Left Side: ML-Agents

Right Side: Q-Learning 

Black Arrow Agent: The agent is being moved by ML-Agents and Q-Learning. It will succeed if it reaches the white triangle goal and fails if it touches a wall. Upon success or failure, the black arrow agent and white triangle goal will respawn at a new point within the bounds.

White Triangle Goal: The goal to reach. It will move to a random point in the box if the black arrow agent touches a wall, reaches the goal, or runs out of time. If in map 2 and the white triangle touches a wall, it will spawn in a random place within the bounds. 

Pink Square: If in map 2, the red square moves to a random point on a circle offset from the goal. The goal will move towards this square, giving it random movement. 

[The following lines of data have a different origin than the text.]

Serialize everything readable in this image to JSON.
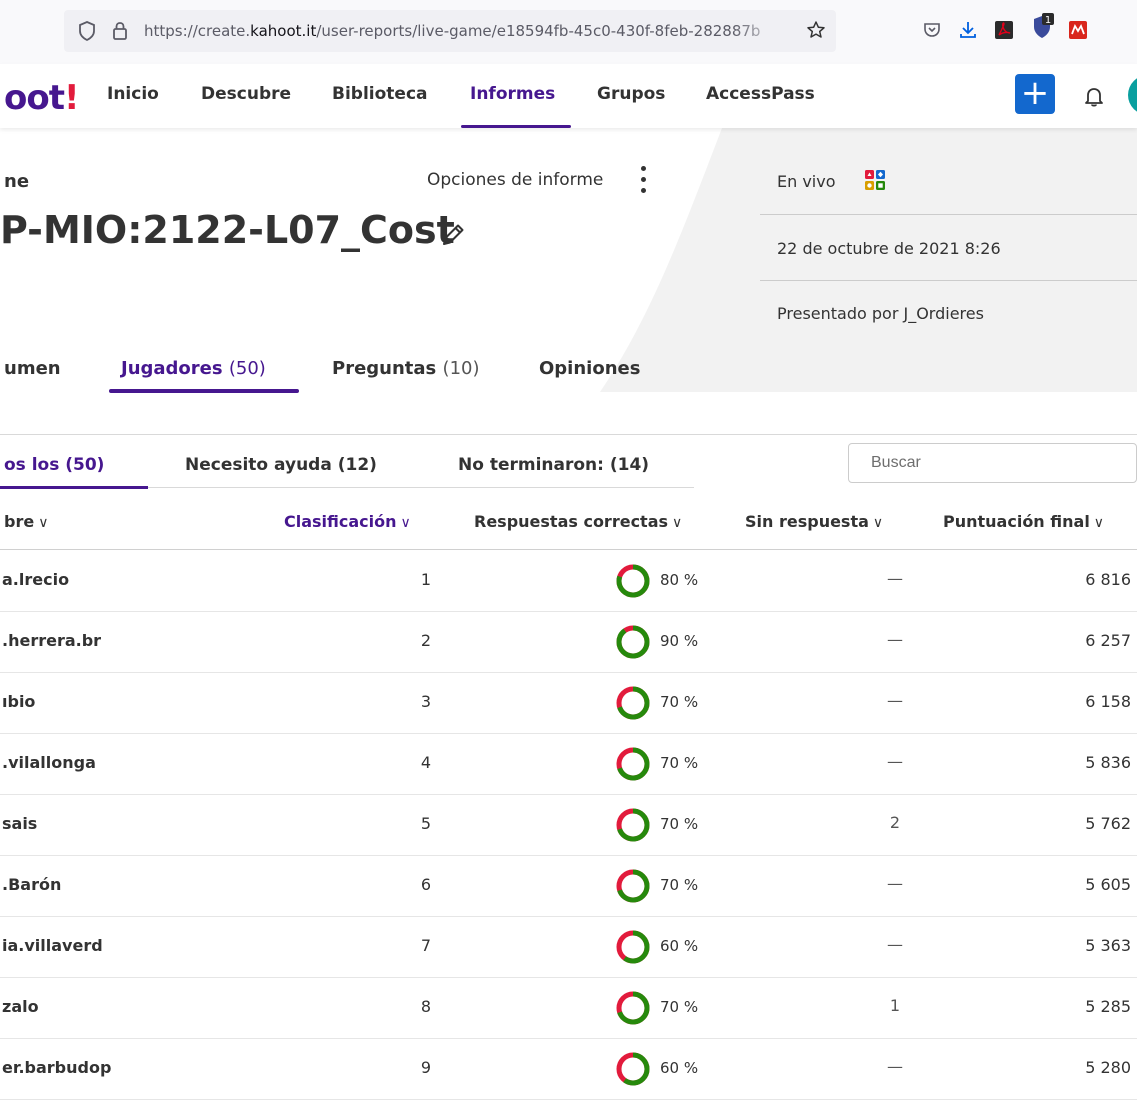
{
  "browser": {
    "url_prefix": "https://create.",
    "url_domain": "kahoot.it",
    "url_path": "/user-reports/live-game/e18594fb-45c0-430f-8feb-282887b"
  },
  "nav": {
    "logo_main": "oot",
    "logo_bang": "!",
    "items": [
      {
        "label": "Inicio"
      },
      {
        "label": "Descubre"
      },
      {
        "label": "Biblioteca"
      },
      {
        "label": "Informes"
      },
      {
        "label": "Grupos"
      },
      {
        "label": "AccessPass"
      }
    ],
    "create_label": "+"
  },
  "report": {
    "label": "ne",
    "title": "P-MIO:2122-L07_Cost",
    "options_label": "Opciones de informe",
    "live_label": "En vivo",
    "date": "22 de octubre de 2021 8:26",
    "host": "Presentado por J_Ordieres"
  },
  "tabs": [
    {
      "label": "umen",
      "count": ""
    },
    {
      "label": "Jugadores",
      "count": "(50)"
    },
    {
      "label": "Preguntas",
      "count": "(10)"
    },
    {
      "label": "Opiniones",
      "count": ""
    }
  ],
  "filters": {
    "all": "os los (50)",
    "need_help": "Necesito ayuda (12)",
    "not_finished": "No terminaron: (14)",
    "search_placeholder": "Buscar"
  },
  "table": {
    "headers": {
      "name": "bre",
      "rank": "Clasificación",
      "correct": "Respuestas correctas",
      "unanswered": "Sin respuesta",
      "score": "Puntuación final"
    },
    "rows": [
      {
        "name": "a.lrecio",
        "rank": "1",
        "correct_pct": "80 %",
        "correct_frac": 0.8,
        "unanswered": "—",
        "score": "6 816"
      },
      {
        "name": ".herrera.br",
        "rank": "2",
        "correct_pct": "90 %",
        "correct_frac": 0.9,
        "unanswered": "—",
        "score": "6 257"
      },
      {
        "name": "ıbio",
        "rank": "3",
        "correct_pct": "70 %",
        "correct_frac": 0.7,
        "unanswered": "—",
        "score": "6 158"
      },
      {
        "name": ".vilallonga",
        "rank": "4",
        "correct_pct": "70 %",
        "correct_frac": 0.7,
        "unanswered": "—",
        "score": "5 836"
      },
      {
        "name": "sais",
        "rank": "5",
        "correct_pct": "70 %",
        "correct_frac": 0.7,
        "unanswered": "2",
        "score": "5 762"
      },
      {
        "name": ".Barón",
        "rank": "6",
        "correct_pct": "70 %",
        "correct_frac": 0.7,
        "unanswered": "—",
        "score": "5 605"
      },
      {
        "name": "ia.villaverd",
        "rank": "7",
        "correct_pct": "60 %",
        "correct_frac": 0.6,
        "unanswered": "—",
        "score": "5 363"
      },
      {
        "name": "zalo",
        "rank": "8",
        "correct_pct": "70 %",
        "correct_frac": 0.7,
        "unanswered": "1",
        "score": "5 285"
      },
      {
        "name": "er.barbudop",
        "rank": "9",
        "correct_pct": "60 %",
        "correct_frac": 0.6,
        "unanswered": "—",
        "score": "5 280"
      }
    ]
  },
  "colors": {
    "brand_purple": "#46178f",
    "kahoot_red": "#e21b3c",
    "button_blue": "#1368ce",
    "donut_correct": "#26890c",
    "donut_incorrect": "#e21b3c"
  }
}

Blue Oval: If in map 2 and the white goal triangle detects a wall, it will move toward the blue oval instead of the red square to avoid a collision with the wall. 

Distance State: The state is determined by the distance the target is away from the agent, rounded to the nearest integer. There are 11 total states 0,1,2,3,4,5,6,7,8.9.10. For example, if the agent is 3.4 units away from its target, it will be at state 3.

Direction State: The state is determined by the direction of the target from the agent. There are 8 states: Up, Down, Left, Right, Up Left, Up Right, Down Left, Down Right. For example, if the goal is to the right of the agent, the state will be Right. 

Actions: There are 8 actions: Move Up, Move Down, Move Left, Move Right, Move Up Left, Move Up Right, Move Down Left, Move Down Right. The agent will move in the specified direction. 

Map Rules: Each map is bordered with a box and has a white triangle as the goal. Passing or failing results in the episode ending and the position of the agent and target being randomized. On a pass, the background will turn green, while on a fail, the background will become red.

Map 1: On Map 1, the goal will not move until the agent passes or fails by touching the goal or walls respectively.

Map 2: On Map 2, the goal will actively wander around the area. It will reset to a random position within the bounds if it touches the walls. It has active collision avoidance and will attempt to maneuver away from walls. The pink square is the spot on the circle radius the target will wander to and the blue oval is where the target will move to if it detects a wall.